Antell Nicholas B, Switzer Julie A, Schmidt Andrew H
From the Orthopaedic Trauma Institute, Department of Orthopaedics, University of California, San Francisco, CA (Dr. Antell) and the Department of Orthopaedic Surgery, University of Minnesota, Minneapolis, MN (Dr. Switzer and Dr. Schmidt).
J Am Acad Orthop Surg. 2017 Aug;25(8):577-585. doi: 10.5435/JAAOS-D-15-00510.
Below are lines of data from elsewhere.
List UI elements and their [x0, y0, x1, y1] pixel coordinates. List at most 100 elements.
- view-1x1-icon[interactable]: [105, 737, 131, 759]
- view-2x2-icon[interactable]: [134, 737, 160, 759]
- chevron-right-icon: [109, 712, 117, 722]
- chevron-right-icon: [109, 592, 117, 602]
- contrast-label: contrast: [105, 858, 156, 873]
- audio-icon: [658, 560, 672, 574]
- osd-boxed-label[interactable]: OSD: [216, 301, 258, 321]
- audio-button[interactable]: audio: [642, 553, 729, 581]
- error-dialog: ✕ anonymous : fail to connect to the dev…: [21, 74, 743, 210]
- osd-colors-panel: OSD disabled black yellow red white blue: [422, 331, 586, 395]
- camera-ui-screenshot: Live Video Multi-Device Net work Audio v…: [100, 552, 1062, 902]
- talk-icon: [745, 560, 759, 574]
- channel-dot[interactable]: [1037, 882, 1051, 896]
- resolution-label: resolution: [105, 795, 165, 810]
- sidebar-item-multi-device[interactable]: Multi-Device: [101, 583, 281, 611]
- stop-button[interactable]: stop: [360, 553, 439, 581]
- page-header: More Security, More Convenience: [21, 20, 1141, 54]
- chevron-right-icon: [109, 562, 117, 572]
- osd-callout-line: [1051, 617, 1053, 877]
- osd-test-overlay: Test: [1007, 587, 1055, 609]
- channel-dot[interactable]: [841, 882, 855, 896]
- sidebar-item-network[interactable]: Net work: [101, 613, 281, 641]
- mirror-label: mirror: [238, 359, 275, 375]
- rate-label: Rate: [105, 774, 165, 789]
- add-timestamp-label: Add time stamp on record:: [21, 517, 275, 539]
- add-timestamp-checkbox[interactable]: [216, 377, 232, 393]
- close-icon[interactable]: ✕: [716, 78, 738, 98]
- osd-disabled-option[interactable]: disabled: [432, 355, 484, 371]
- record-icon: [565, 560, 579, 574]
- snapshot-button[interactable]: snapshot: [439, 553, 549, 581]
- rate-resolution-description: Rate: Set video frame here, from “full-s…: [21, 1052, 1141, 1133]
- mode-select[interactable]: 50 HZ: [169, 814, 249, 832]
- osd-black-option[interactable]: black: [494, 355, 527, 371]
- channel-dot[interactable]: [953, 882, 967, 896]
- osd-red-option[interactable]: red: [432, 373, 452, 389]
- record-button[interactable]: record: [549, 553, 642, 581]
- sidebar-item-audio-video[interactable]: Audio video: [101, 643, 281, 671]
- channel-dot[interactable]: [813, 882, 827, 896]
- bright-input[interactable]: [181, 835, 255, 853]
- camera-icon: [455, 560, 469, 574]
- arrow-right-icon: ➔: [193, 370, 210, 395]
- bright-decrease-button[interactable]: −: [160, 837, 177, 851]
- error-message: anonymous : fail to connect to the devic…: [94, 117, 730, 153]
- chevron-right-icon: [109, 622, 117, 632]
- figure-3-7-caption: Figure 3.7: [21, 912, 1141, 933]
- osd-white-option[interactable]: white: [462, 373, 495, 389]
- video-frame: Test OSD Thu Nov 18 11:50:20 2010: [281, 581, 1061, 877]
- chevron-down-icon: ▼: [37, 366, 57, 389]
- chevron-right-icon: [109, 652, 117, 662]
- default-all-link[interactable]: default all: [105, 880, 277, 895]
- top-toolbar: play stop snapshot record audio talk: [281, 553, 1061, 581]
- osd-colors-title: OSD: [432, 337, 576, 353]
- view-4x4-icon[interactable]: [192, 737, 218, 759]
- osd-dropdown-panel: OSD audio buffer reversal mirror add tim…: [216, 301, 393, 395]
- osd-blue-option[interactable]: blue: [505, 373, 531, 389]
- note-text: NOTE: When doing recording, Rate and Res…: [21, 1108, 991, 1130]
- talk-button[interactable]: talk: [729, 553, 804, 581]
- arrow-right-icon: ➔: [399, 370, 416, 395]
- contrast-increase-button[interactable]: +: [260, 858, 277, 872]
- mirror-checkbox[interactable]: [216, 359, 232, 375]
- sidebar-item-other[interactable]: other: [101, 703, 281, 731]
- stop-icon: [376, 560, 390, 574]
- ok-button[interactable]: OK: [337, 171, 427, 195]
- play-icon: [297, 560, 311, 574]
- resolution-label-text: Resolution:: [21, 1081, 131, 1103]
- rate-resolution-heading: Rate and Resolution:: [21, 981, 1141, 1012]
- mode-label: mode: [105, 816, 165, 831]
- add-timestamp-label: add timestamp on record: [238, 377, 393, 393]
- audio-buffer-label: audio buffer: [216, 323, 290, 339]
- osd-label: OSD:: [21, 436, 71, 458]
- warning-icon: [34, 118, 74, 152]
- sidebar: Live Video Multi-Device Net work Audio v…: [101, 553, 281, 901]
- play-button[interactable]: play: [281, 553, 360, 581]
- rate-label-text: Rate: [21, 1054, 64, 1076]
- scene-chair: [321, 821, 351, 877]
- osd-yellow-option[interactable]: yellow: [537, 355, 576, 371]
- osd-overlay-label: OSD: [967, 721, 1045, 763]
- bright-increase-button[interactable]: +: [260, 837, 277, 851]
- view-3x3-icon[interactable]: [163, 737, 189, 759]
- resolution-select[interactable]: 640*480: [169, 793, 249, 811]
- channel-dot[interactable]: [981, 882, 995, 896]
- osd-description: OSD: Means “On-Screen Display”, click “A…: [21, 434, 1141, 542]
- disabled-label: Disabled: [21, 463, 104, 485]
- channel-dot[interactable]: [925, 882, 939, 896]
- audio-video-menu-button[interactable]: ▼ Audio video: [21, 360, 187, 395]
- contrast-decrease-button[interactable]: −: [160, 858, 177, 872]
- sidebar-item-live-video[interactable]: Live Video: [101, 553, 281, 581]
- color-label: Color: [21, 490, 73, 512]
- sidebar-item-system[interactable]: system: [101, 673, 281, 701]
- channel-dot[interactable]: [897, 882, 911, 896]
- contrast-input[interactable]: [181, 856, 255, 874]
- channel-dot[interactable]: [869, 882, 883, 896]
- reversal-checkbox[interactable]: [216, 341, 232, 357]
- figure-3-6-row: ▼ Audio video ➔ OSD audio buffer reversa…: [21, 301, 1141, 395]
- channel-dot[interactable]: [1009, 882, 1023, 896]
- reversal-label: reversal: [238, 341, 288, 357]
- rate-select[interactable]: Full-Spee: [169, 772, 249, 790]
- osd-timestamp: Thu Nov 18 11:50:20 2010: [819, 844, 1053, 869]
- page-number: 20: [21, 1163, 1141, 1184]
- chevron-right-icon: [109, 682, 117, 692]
The incidence of acetabular fractures in the elderly population is increasing. Fractures in this population differ from those in younger patients, with more frequent involvement of the anterior column, more comminution, and more severe articular impaction in elderly patients. Although acetabular fractures in geriatric patients are more likely the result of low-energy trauma, outcomes are generally poorer than those in young patients. Multiple management options have been proposed, but no intervention has become the standard of care for these fractures in the elderly. Patient characteristics (eg, prior ambulation status, functional capacity, bone quality), the nature of the fracture, and the experience of the treating orthopaedic surgeon all must be considered when choosing among nonsurgical treatment, percutaneous fixation, open reduction and internal fixation, and immediate or delayed arthroplasty. Each treatment option has the potential for satisfactory results in properly selected patients.
老年人群髋臼骨折的发病率正在上升。该人群的骨折与年轻患者不同,老年患者前柱受累更频繁、骨折更粉碎且关节撞击更严重。尽管老年患者的髋臼骨折更可能是低能量创伤的结果,但总体预后通常比年轻患者差。已经提出了多种治疗方案,但尚无一种干预措施成为老年髋臼骨折的标准治疗方法。在选择非手术治疗、经皮固定、切开复位内固定以及一期或二期关节置换时,必须考虑患者特征(如既往行走状态、功能能力、骨质)、骨折性质以及骨科治疗医生的经验。每种治疗方案在合适的患者中都有可能取得满意的效果。